After Apple brought podcasting to mainstream attention in 2006, independent audio producers enjoyed a wave of new listeners. However, those listeners still found themselves tethered to home or office network connections. Catching up on podcasts required carrying an MP3 player or listening through a computer, so the format failed to gain traction beyond a few niche audiences.
Back in 2013, podcaster and marketing consultant Mark Schaefer observed a shift in audience behavior, thanks to newly ubiquitous mobile devices. “The immersive, emotional nature of the medium,” when combined with devices that could subscribe and playback audio anywhere, makes a podcast the kind of “companion” that audiences crave.
Radio enjoyed a similar relationship with its audiences for nearly a century. Analysts predicted TV would kill it off, but you can’t watch TV while driving a car or doing most kinds of work. 8-track tape players and cassettes gave listeners more control of their music choices, but couldn’t match the personalities and the context of the medium’s boss jocks.
Broadcast radio still holds the broadest reach to audiences every week compared to any other media platform.
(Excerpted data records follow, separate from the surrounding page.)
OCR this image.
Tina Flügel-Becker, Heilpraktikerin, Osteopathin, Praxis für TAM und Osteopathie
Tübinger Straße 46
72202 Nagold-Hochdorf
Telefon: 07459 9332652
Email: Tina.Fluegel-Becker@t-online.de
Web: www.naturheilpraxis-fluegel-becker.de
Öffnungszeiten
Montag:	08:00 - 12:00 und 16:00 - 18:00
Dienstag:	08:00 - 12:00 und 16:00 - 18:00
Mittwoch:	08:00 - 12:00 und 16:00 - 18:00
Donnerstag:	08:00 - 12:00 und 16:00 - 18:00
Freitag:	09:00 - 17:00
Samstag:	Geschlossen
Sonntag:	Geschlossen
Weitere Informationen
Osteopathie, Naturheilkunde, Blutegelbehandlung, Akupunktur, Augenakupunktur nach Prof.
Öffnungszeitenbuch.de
Marketing Charts reports, “92% of American adults (ages 18 and older) are reached by radio weekly, compared to 87% of adults reached by TV and 81% by smartphones.” More Americans enjoy “traditional” radio each month than social media platforms, search engines, and e-commerce sites.
Podcasting won’t kill terrestrial radio. If anything, broadcast radio stations have started to figure out how to leverage their talent and create complementary podcasts. Instead of taking a bigger slice of the pie, they’re figuring out how to make the pie bigger for everyone.
But that growth comes with some risk for independent podcast producers. While open podcasting platforms will always leave room for hobbyists and experimenters, the influx of radio professionals into podcast directories means that independent producers will have to make very high-quality audio to hold their ground against more experienced studios.
Mistakes and low-fidelity sound quality that might have been acceptable in the early days of podcasting won’t hold up against the likes of NPR, Entercom, Gimlet, and Audible. Instead of wondering whether podcasting might kill broadcasting, podcasters should think about how they can bring more of traditional radio’s polish and production quality to the niche audiences that fuel their own passions.